Em maior ou menor grau – poderia-se falar, talvez, de graus
de acidente – é o que se observa nos contos de Bestiário. Cortázar ignora o conselho de Poe: não sabe o final dos
contos quando começa a escrevê-los. Confia no acidente, em sua instabilidade
inerente, como forma adequada para traduzir o código do sonho, para exprimir o
que não pode ser visto, mas alucinado.
4.
Nesta visão intangível (exceto para o sonho) vive o tigre do
conto que dá título ao livro. Ele transita pela mansão dos Funes como mais um habitante
da casa, alguém com quem se acostuma à presença mas que se precisa desviar, ignorar
seu andar silencioso na sala de cristais enquanto a família janta noutro
cômodo.
Aos poucos o leitor entende que o animal ameaça muito menos
a familia do que o conjunto de violências que alicerça suas relações. Basta que
o caseiro avise em que parte da casa está o estorvo para que ele não interfira
na rotina: “na pior das hipóteses, só não deviam entrar em uma dessas peças;
nunca mais de uma, assim que não tinha muita importância.”
A presença do tigre suspende a crença no mundo como o
vivenciamos: humanos e animais selvagens podem conviver, em cômodos vizinhos, assim
como uma família se reúne à mesa ainda que a dinâmica que a sustenta seja
baseada numa teia de agressões mudas.
Cortázar recusa a exposição realista de um drama privado em
favor do “inquietante” (Unheimlich),
termo a que Freud dedicou um ensaio. Ele cita Schelling, para quem o
inquietante é “tudo o que deveria permanecer secreto, oculto, mas apareceu”.
Freud confere densidade ao termo, afirmando que a angústia que surge do
inquietante se deve à repressão do que, outrora, fora familiar, como o ventre
materno. A ideia é que o uso da linguagem transforme o heimlich em seu oposto, o unheimlich,
isto é, algo familiar que, por meio da repressão, alheou-se.
5.
“Em nenhum outro âmbito”, diz Freud, “nossos pensamentos e
sentimentos mudaram tão pouco desde os primórdios”; refere-se à morte.
No conto “Ônibus”, Clara percebe os olhos do cobrador a esquadrinhá-la,
e logo também os do motorista; considera que são os olhares masculinos, nada
sutis, que violentam uma mulher. Mas não demora a notar, também, que a fitam
senhoras e outros passageiros, e em seguida todos já a estão encarando, de
ramos nas mãos. Rosas vermelhas, copos-de-leite, cravos negros contrastam com
as mãos vazias de Clara. Pensa que é comum que levem flores a Chacarita, bairro
onde há um cemitério. Mas esses que vão ao cemitério não pretendem voltar.

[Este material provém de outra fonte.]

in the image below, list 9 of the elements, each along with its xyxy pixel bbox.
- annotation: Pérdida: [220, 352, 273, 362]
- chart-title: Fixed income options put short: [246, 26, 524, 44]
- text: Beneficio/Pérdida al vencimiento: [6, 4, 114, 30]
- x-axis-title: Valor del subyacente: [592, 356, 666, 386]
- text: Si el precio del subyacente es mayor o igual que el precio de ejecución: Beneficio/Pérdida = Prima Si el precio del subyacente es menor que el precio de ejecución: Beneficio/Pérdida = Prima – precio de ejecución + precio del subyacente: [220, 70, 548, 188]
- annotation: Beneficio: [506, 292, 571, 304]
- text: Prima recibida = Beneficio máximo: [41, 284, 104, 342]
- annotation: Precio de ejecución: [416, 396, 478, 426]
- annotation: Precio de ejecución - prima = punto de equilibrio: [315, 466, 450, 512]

Presente como a vida, a morte no entanto nos constrange; em
pensamento, imagem ou conceito, ela nos cerca, narrada em fotos e textos de
jornal, mas etérea, sempre um simulacro – morte sem corporeidade. No conto, sua
fisicalidade se impõe, inexorável; não se sabe quando levantará de seu assento,
ou quando convocará a todos que se levantem de uma vez, quando se movimentará
para saltar junto a nós, no ponto de sua escolha; ou, ainda, talvez Cortázar
nos queira dizer que aquele ônibus, na verdade, nunca vai parar, que já estamos
sonhando de dentro da morte.
6.
Sonhar tem como consequência para o autor (aquele que sonha)

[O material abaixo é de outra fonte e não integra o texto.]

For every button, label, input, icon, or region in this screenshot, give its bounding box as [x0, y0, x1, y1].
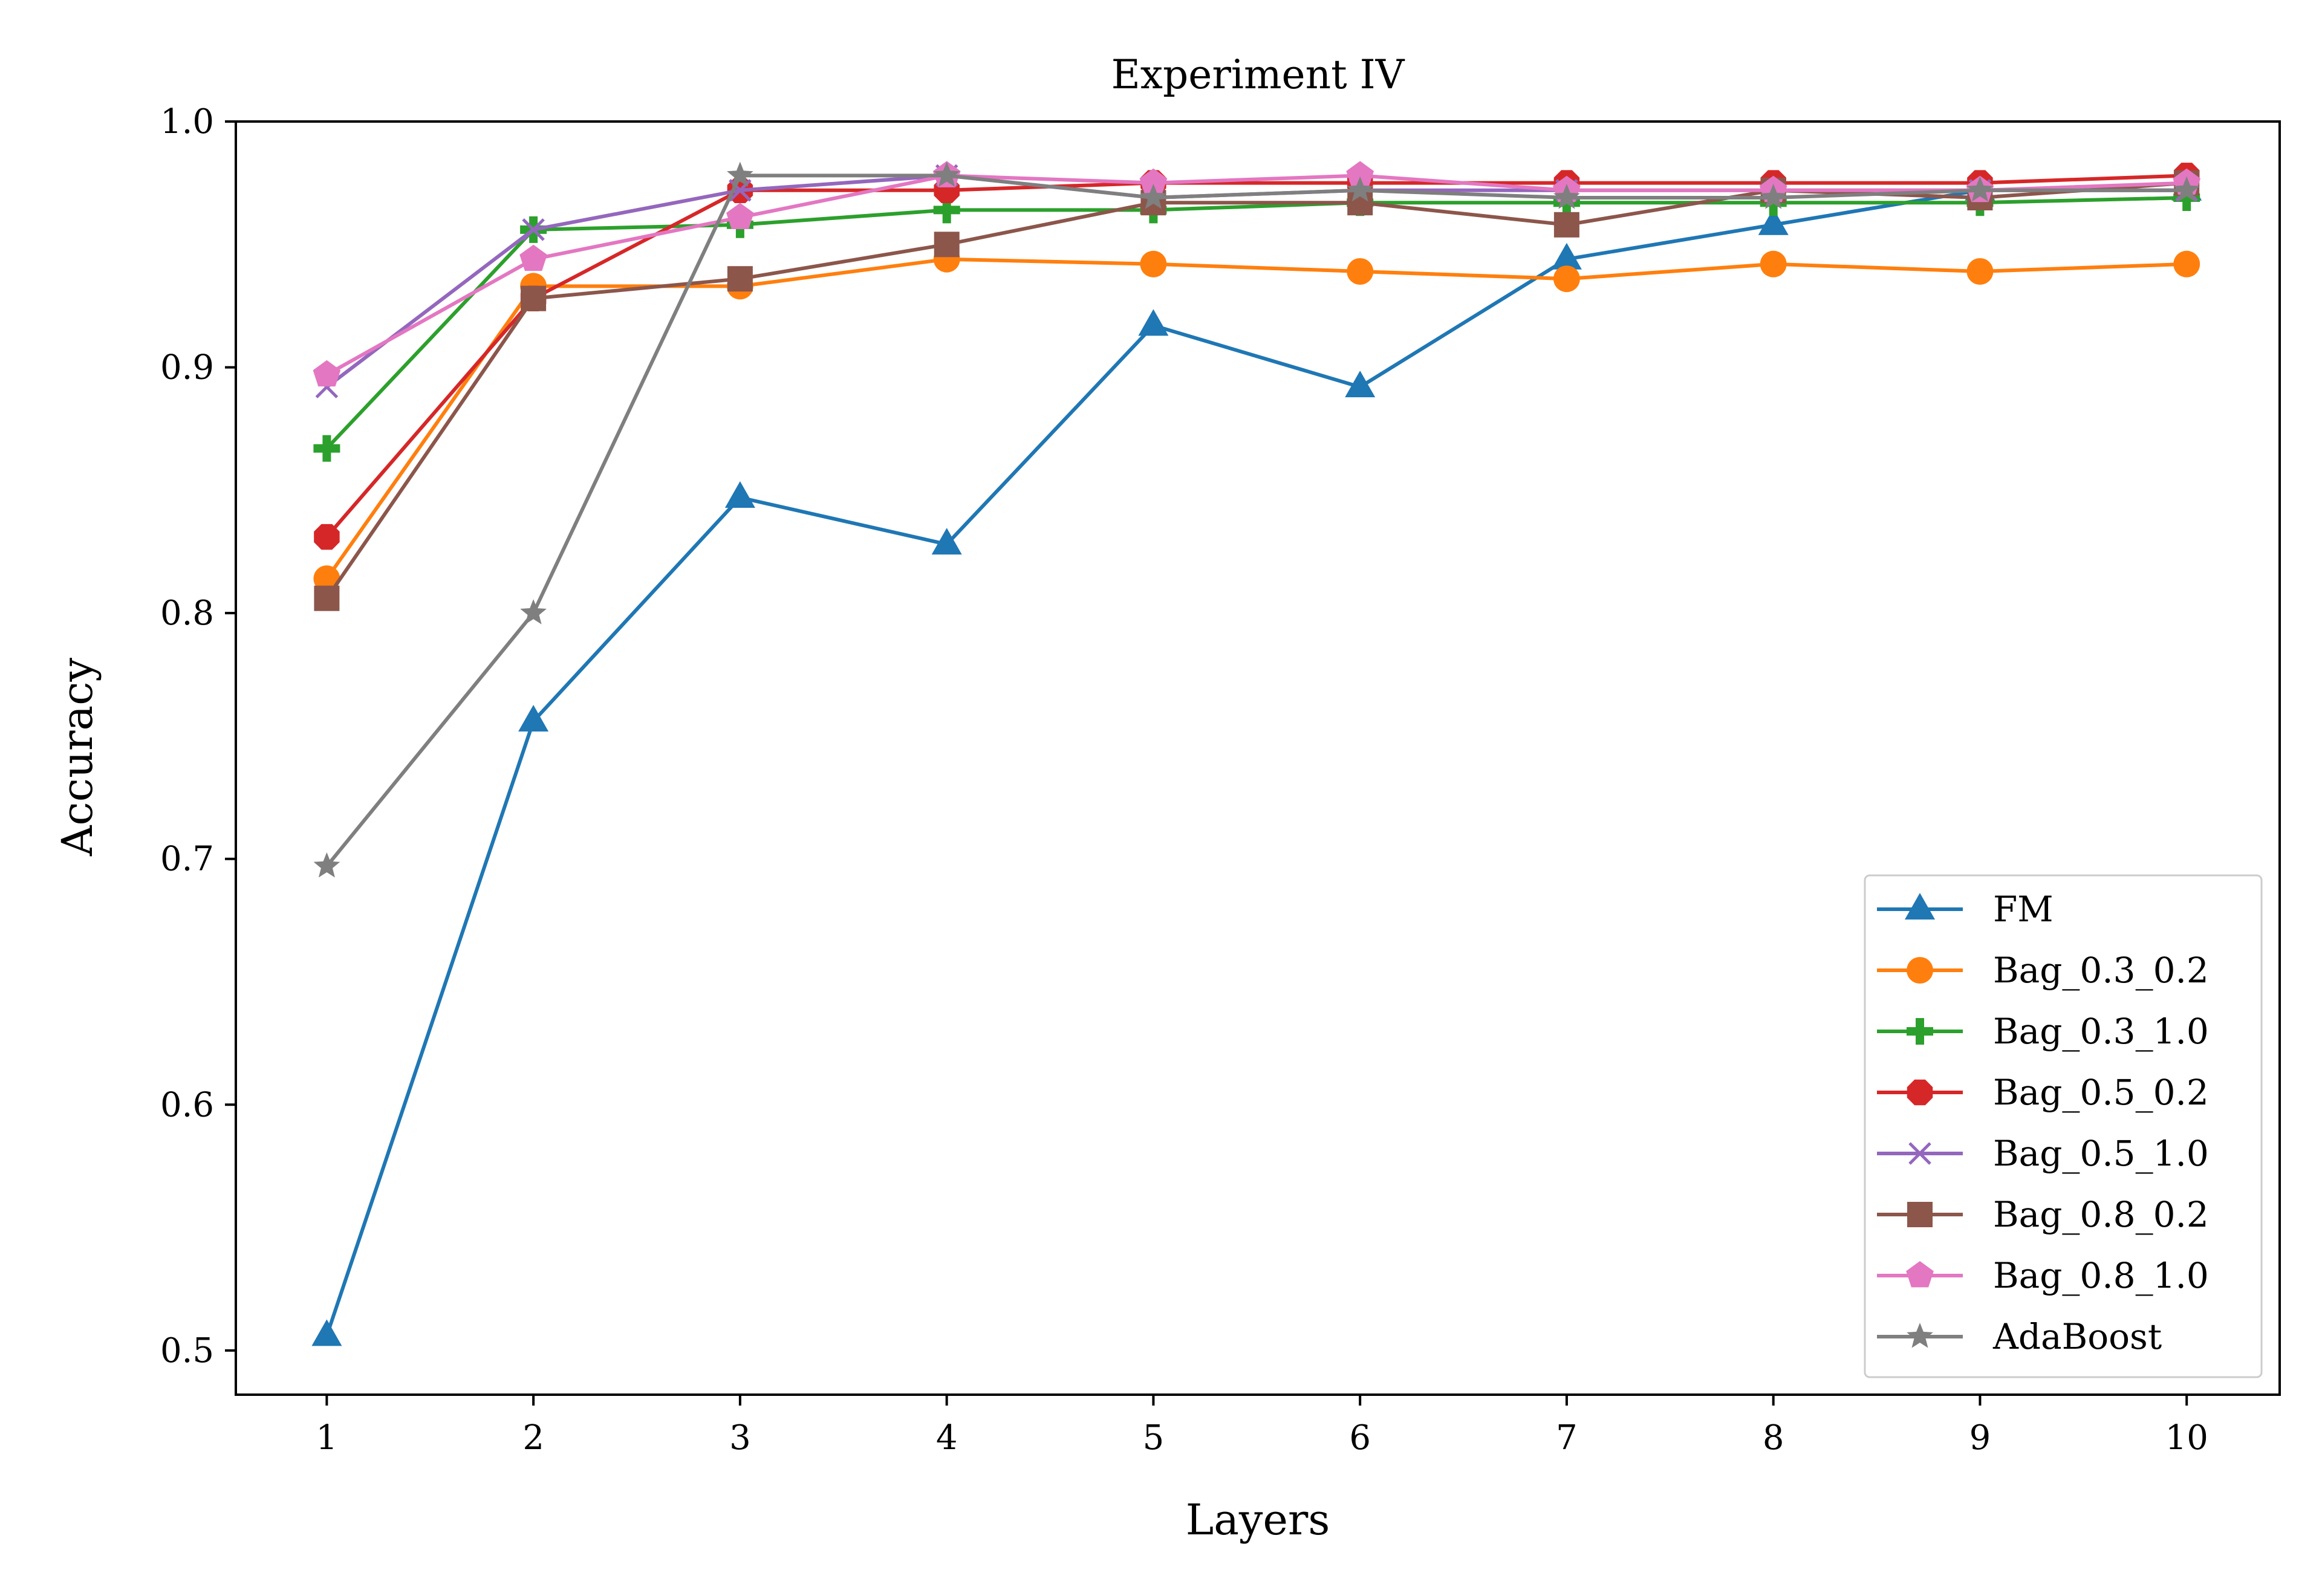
data-point	[2173, 250, 2200, 277]
legend-item: AdaBoost	[1877, 1316, 2162, 1357]
data-point	[933, 196, 960, 224]
data-point	[2173, 184, 2200, 211]
y-tick-label: 0.7	[160, 840, 214, 879]
x-tick-label: 5	[1143, 1418, 1165, 1458]
legend-marker	[1905, 893, 1935, 920]
data-point	[521, 285, 547, 311]
data-point	[933, 161, 960, 187]
legend-marker	[1907, 1079, 1933, 1106]
x-tick-label: 8	[1763, 1418, 1784, 1458]
data-point	[313, 360, 341, 387]
data-point	[1966, 176, 1994, 202]
legend: FM Bag_0.3_0.2 Bag_0.3_1.0 Bag_0.5_0.2 Bag_0…	[1864, 874, 2263, 1378]
data-point	[934, 232, 960, 258]
series-line	[325, 257, 2187, 580]
legend-item: Bag_0.5_1.0	[1877, 1133, 2209, 1174]
data-point	[1551, 242, 1582, 270]
legend-marker	[1906, 1261, 1934, 1288]
legend-label: Bag_0.5_1.0	[1993, 1133, 2209, 1174]
data-point	[518, 705, 549, 731]
legend-label: Bag_0.3_1.0	[1993, 1011, 2209, 1052]
data-point	[313, 435, 340, 462]
y-tick-label: 0.9	[160, 348, 214, 388]
y-tick-label: 0.5	[160, 1331, 214, 1371]
data-point	[1346, 161, 1374, 187]
data-point	[1140, 250, 1167, 277]
series-line	[325, 188, 2187, 1337]
x-tick-label: 2	[522, 1418, 544, 1458]
legend-label: Bag_0.8_0.2	[1993, 1194, 2209, 1235]
data-point	[1347, 258, 1374, 285]
data-point	[1140, 184, 1167, 209]
data-point	[311, 1319, 342, 1346]
x-tick-label: 7	[1556, 1418, 1578, 1458]
series-AdaBoost	[313, 161, 2200, 878]
data-point	[727, 161, 753, 187]
legend-marker	[1907, 957, 1933, 984]
data-point	[727, 266, 753, 292]
data-point	[1345, 371, 1376, 398]
x-tick-label: 4	[936, 1418, 958, 1458]
data-point	[519, 244, 547, 271]
x-tick-label: 9	[1969, 1418, 1991, 1458]
x-tick-label: 10	[2165, 1418, 2208, 1458]
legend-item: Bag_0.8_0.2	[1877, 1194, 2209, 1235]
chart-title: Experiment IV	[1111, 51, 1405, 98]
data-point	[1139, 168, 1168, 195]
data-point	[313, 852, 340, 878]
legend-marker	[1907, 1202, 1933, 1227]
y-tick-label: 0.8	[160, 594, 214, 633]
legend-label: FM	[1993, 889, 2054, 930]
data-point	[726, 203, 754, 230]
legend-label: Bag_0.8_1.0	[1993, 1255, 2209, 1296]
data-point	[522, 218, 545, 241]
y-axis-label: Accuracy	[53, 658, 102, 857]
data-point	[1553, 265, 1580, 293]
legend-marker	[1907, 1018, 1933, 1045]
legend-label: Bag_0.5_0.2	[1993, 1072, 2209, 1113]
data-point	[520, 599, 547, 624]
data-point	[2173, 176, 2200, 202]
data-point	[724, 481, 755, 508]
x-axis-ticks: 1 2 3 4 5 6 7 8 9 10	[316, 1395, 2208, 1458]
legend-item: Bag_0.3_1.0	[1877, 1011, 2209, 1052]
series-line	[325, 174, 2187, 868]
data-point	[313, 565, 340, 592]
data-point	[1553, 184, 1580, 209]
data-point	[314, 524, 340, 550]
data-point	[1347, 176, 1374, 202]
data-point	[1138, 309, 1169, 336]
legend-item: Bag_0.3_0.2	[1877, 950, 2209, 991]
x-tick-label: 1	[316, 1418, 338, 1458]
legend-box	[1864, 874, 2263, 1378]
data-point	[1966, 258, 1994, 285]
x-axis-label: Layers	[1186, 1495, 1330, 1545]
y-tick-label: 1.0	[160, 102, 214, 141]
legend-marker	[1907, 1323, 1933, 1348]
legend-item: FM	[1877, 889, 2054, 930]
data-point	[1758, 208, 1789, 235]
plot-frame	[235, 120, 2281, 1396]
series-Bag_0.3_0.2	[313, 245, 2200, 592]
data-point	[1760, 184, 1787, 209]
y-tick-label: 0.6	[160, 1085, 214, 1124]
legend-marker	[1908, 1142, 1931, 1165]
legend-label: Bag_0.3_0.2	[1993, 950, 2209, 991]
x-tick-label: 3	[729, 1418, 751, 1458]
data-point	[1553, 212, 1579, 238]
legend-item: Bag_0.8_1.0	[1877, 1255, 2209, 1296]
series-line	[325, 196, 2187, 450]
legend-item: Bag_0.5_0.2	[1877, 1072, 2209, 1113]
y-axis-ticks: 0.5 0.6 0.7 0.8 0.9 1.0	[160, 102, 236, 1371]
data-point	[931, 528, 962, 555]
series-line	[325, 174, 2187, 539]
x-tick-label: 6	[1349, 1418, 1371, 1458]
data-point	[314, 585, 340, 611]
legend-label: AdaBoost	[1992, 1316, 2162, 1357]
series-line	[325, 174, 2187, 377]
data-point	[1760, 250, 1787, 277]
series-layer	[311, 161, 2202, 1346]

interpretar, preencher lacunas.
De outro lado, a escritura necessita da incerteza, mas para
dobrá-la – como escreve Jentsch (citado por Freud) a respeito de E.T.A.

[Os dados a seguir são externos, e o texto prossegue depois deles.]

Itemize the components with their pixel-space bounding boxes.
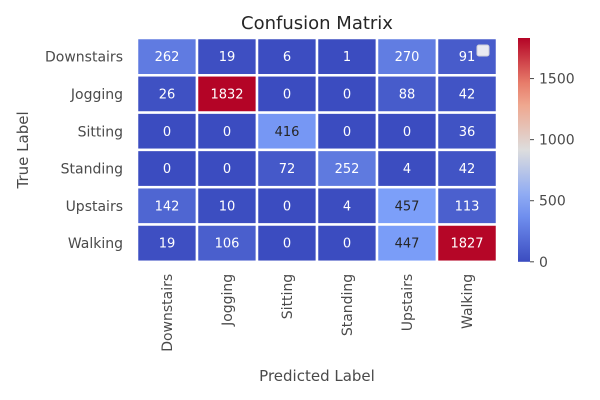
heatmap-cell	[435, 148, 499, 189]
row-tick-label: Jogging	[70, 87, 123, 103]
heatmap-cell	[255, 185, 319, 226]
heatmap-cell	[315, 74, 379, 114]
cell-value-label: 0	[163, 125, 171, 140]
cell-value-label: 252	[335, 162, 360, 177]
cell-value-label: 447	[395, 237, 420, 252]
heatmap-cell	[375, 111, 439, 152]
col-tick-label: Upstairs	[400, 274, 416, 331]
cell-value-label: 106	[215, 237, 240, 252]
cell-value-label: 0	[343, 87, 351, 102]
cell-value-label: 0	[403, 125, 411, 140]
row-tick-label: Sitting	[78, 124, 123, 140]
cell-value-label: 0	[163, 162, 171, 177]
col-tick-label: Jogging	[220, 274, 236, 327]
cell-value-label: 36	[459, 125, 476, 140]
row-tick-label: Standing	[61, 162, 123, 178]
cell-value-label: 72	[279, 162, 296, 177]
row-tick-label: Downstairs	[45, 50, 123, 66]
heatmap-cell	[135, 148, 199, 189]
colorbar-ticks: 0 500 1000 1500	[530, 72, 575, 271]
cell-value-label: 1827	[450, 237, 483, 252]
cell-value-label: 0	[283, 237, 291, 252]
cell-value-label: 0	[223, 125, 231, 140]
col-tick-label: Sitting	[280, 274, 296, 319]
legend-box	[476, 44, 490, 57]
cell-value-label: 142	[155, 199, 180, 214]
cell-value-label: 10	[219, 199, 236, 214]
y-axis-label: True Label	[14, 111, 32, 189]
colorbar-tick-label: 1000	[539, 133, 575, 149]
heatmap-cell	[135, 223, 199, 264]
cell-value-label: 416	[275, 125, 300, 140]
heatmap-cell	[315, 111, 379, 152]
heatmap-cells: 262 19 6 1 270 91 26 1832 0 0 88 42 0 0 416 0 0 36 0 0 72 252…	[135, 36, 499, 264]
cell-value-label: 0	[283, 87, 291, 102]
col-tick-label: Walking	[460, 274, 476, 329]
row-tick-label: Walking	[68, 236, 123, 252]
cell-value-label: 113	[455, 199, 480, 214]
cell-value-label: 262	[155, 50, 180, 65]
heatmap-cell	[435, 36, 499, 77]
cell-value-label: 88	[399, 87, 416, 102]
cell-value-label: 19	[159, 237, 176, 252]
cell-value-label: 91	[459, 50, 476, 65]
row-tick-label: Upstairs	[66, 199, 123, 215]
cell-value-label: 457	[395, 199, 420, 214]
cell-value-label: 0	[283, 199, 291, 214]
cell-value-label: 0	[343, 125, 351, 140]
chart-title: Confusion Matrix	[241, 13, 393, 34]
col-tick-label: Standing	[340, 274, 356, 336]
heatmap-cell	[435, 185, 499, 226]
row-tick-labels: Downstairs Jogging Sitting Standing Upstairs…	[45, 50, 123, 252]
heatmap-cell	[375, 148, 439, 189]
x-axis-label: Predicted Label	[259, 367, 375, 385]
heatmap-cell	[195, 74, 259, 114]
heatmap-cell	[435, 223, 499, 264]
cell-value-label: 19	[219, 50, 236, 65]
cell-value-label: 42	[459, 162, 476, 177]
colorbar-tick-label: 500	[539, 194, 566, 210]
colorbar-tick-label: 0	[539, 255, 548, 271]
cell-value-label: 42	[459, 87, 476, 102]
cell-value-label: 1	[343, 50, 351, 65]
cell-value-label: 4	[403, 162, 411, 177]
heatmap-cell	[315, 223, 379, 264]
colorbar-tick-label: 1500	[539, 72, 575, 88]
col-tick-labels: Downstairs Jogging Sitting Standing Upstairs…	[160, 274, 476, 352]
col-tick-label: Downstairs	[160, 274, 176, 352]
colorbar	[518, 38, 530, 262]
cell-value-label: 1832	[210, 87, 243, 102]
cell-value-label: 0	[343, 237, 351, 252]
cell-value-label: 4	[343, 199, 351, 214]
cell-value-label: 270	[395, 50, 420, 65]
heatmap-cell	[195, 148, 259, 189]
cell-value-label: 0	[223, 162, 231, 177]
heatmap-cell	[375, 223, 439, 264]
cell-value-label: 6	[283, 50, 291, 65]
cell-value-label: 26	[159, 87, 176, 102]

Hoffmann – apropriar-se dela como método num ambiente de suspensões. Escrever é
ultrapassar a Razão ao se admitir sua insuficiência. Ou, melhor, jogar com ela.
Diz Freud sobre o escritor: “Ele como que denuncia a superstição que ainda
abrigamos e acreditávamos superada, ele nos engana, ao prometer-nos a realidade
comum e depois ultrapassá-la.”
Ao abdicar do controle da narrativa, Cortázar perturba um
sistema estável: o ato de escrever fundado em causalidades e sucessões lógicas,
em encenações e aparências, em verossimilhanças externas. Deixa que o
inquietante ocupe, um a um, os cômodos da casa, deixa que estrangule as paredes
e se reproduza abaixo do piso, até que tome o organismo e expulse quem o
habitava.
Barthes: “a escritura propõe sentido sem parar, mas é sempre
para evaporá-lo.” Como no quadro de Friedrich, Caminhante sobre o mar de névoa, o leitor de Cortázar abandona as
respostas quando chega ao cume da montanha e tem a vista bloqueada. O
fantástico ocupa este intervalo onde falha a individuação.